SELECT 顧客マスタファイル ASSIGN TO 〜 ORGANIZATION IS INDEXED ACCESS MODE IS DYNAMIC.
上記は呼び出しモードが動的(DYNAMIC)である索引編成(INDEXED)の 顧客マスタファイルを定義しています。
このCOBOLのファイル定義ですが、COBOL言語システムにあらかじめ規定されている「COBOLのファイル」というクラスから、プログラムの中で使う具体的なインスタンス「顧客マスタファイル」を定義している、と見ることができないでしょうか。
例えばJavaでの次のようなオブジェクトの生成操作に該当します。
CCBLFile kokyaku = new CCBLFile (INDEXED, MODE_DYNAMIC)
ここで、CCBLFile は、「COBOLのファイル」に相当するクラス、INDEXEDは索引編成ファイルを指定するパラメータ、MODE_DYNAMICは動的呼び出しを指定するパラメータという想定です。
kokyaku には、索引編成ファイルの具体的なオブジェクト(インスタンス)が設定されます。
また、COBOLでは、環境部で定義されたファイルは、手続きの中で、OPEN、CLOSE、READ、WRITE、REWRITE、DELETEなどの入出力文で参照ができます。
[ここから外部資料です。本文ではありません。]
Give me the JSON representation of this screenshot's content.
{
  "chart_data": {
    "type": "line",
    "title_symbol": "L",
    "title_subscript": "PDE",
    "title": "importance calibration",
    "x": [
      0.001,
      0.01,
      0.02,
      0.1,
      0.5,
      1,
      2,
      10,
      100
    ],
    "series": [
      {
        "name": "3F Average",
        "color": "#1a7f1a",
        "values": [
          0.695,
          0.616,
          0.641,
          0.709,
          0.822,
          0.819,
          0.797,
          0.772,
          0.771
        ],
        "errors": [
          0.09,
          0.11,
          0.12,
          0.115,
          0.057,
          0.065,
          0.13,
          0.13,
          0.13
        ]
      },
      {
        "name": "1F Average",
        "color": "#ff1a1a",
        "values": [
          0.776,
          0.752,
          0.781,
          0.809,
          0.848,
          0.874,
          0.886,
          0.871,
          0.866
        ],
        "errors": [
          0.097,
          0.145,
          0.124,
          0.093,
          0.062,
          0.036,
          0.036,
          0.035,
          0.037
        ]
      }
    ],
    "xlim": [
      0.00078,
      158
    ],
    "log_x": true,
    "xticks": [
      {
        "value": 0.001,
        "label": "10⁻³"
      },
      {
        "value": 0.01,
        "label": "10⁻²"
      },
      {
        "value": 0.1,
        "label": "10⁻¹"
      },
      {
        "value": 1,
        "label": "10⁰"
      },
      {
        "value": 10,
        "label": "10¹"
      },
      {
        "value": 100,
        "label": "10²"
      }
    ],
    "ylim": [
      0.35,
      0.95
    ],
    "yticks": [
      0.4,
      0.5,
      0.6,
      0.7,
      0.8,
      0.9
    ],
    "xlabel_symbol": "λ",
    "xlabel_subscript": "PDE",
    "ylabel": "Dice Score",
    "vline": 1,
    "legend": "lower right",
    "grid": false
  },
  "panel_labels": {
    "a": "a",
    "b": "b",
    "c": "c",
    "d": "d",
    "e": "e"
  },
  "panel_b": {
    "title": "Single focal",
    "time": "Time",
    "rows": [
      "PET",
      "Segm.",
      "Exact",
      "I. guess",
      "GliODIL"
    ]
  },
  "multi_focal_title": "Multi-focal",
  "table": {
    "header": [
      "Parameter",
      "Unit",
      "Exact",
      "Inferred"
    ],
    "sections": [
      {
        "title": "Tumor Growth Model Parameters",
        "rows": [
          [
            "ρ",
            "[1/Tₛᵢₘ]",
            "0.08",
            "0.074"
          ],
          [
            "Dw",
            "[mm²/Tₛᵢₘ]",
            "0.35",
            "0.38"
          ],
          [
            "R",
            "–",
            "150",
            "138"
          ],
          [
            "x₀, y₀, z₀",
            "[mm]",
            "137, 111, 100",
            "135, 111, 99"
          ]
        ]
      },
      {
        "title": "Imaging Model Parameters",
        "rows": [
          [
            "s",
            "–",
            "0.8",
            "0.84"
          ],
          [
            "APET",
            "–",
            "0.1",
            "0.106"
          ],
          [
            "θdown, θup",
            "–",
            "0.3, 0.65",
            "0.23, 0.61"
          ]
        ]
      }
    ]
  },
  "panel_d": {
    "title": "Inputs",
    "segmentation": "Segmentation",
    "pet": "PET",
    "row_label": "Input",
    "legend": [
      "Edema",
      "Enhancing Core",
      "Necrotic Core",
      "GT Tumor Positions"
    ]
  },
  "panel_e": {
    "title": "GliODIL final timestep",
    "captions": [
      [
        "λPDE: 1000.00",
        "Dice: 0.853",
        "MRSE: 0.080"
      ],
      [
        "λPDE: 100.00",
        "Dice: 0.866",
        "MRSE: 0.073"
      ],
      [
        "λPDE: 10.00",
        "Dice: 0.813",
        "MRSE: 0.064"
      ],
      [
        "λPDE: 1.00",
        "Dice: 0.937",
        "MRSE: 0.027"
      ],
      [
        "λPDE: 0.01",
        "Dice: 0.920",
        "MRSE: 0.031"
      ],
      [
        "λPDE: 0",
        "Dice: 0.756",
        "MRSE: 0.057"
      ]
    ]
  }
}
OPEN I-O 顧客マスタファイル ・・・ ファイルのオープン READ 顧客マスタファイル ・・・ レコードの読込み REWRITE 顧客マスタレコード ・・・ レコードの更新
これらの入出力文は、オブジェクト指向的な見方をすると「COBOLのファイル」にあらかじめ定義されている手続き(メソッド群)と見ることができないでしょうか。
Javaでは次のように記述することができます。
kokyaku.open(); ・・・ ファイルのオープン kokyaku_rec = kokyaku.read(); ・・・ レコードの読込み (kokyaku_recはレコード領域) kokyaku.rewrite(kokyaku_rec); ・・・ レコードの更新 :
ここで、open(),read(),rewrite() は、CCBLFileクラスに定義されているメソッドという想定です。
いかがでしょうか。
COBOL言語は、実存するファイルをオブジェクトとして捉えて言語仕様をサポートしたからこそ、ファイルの取り扱いが簡単・直感的なのだと思うのです。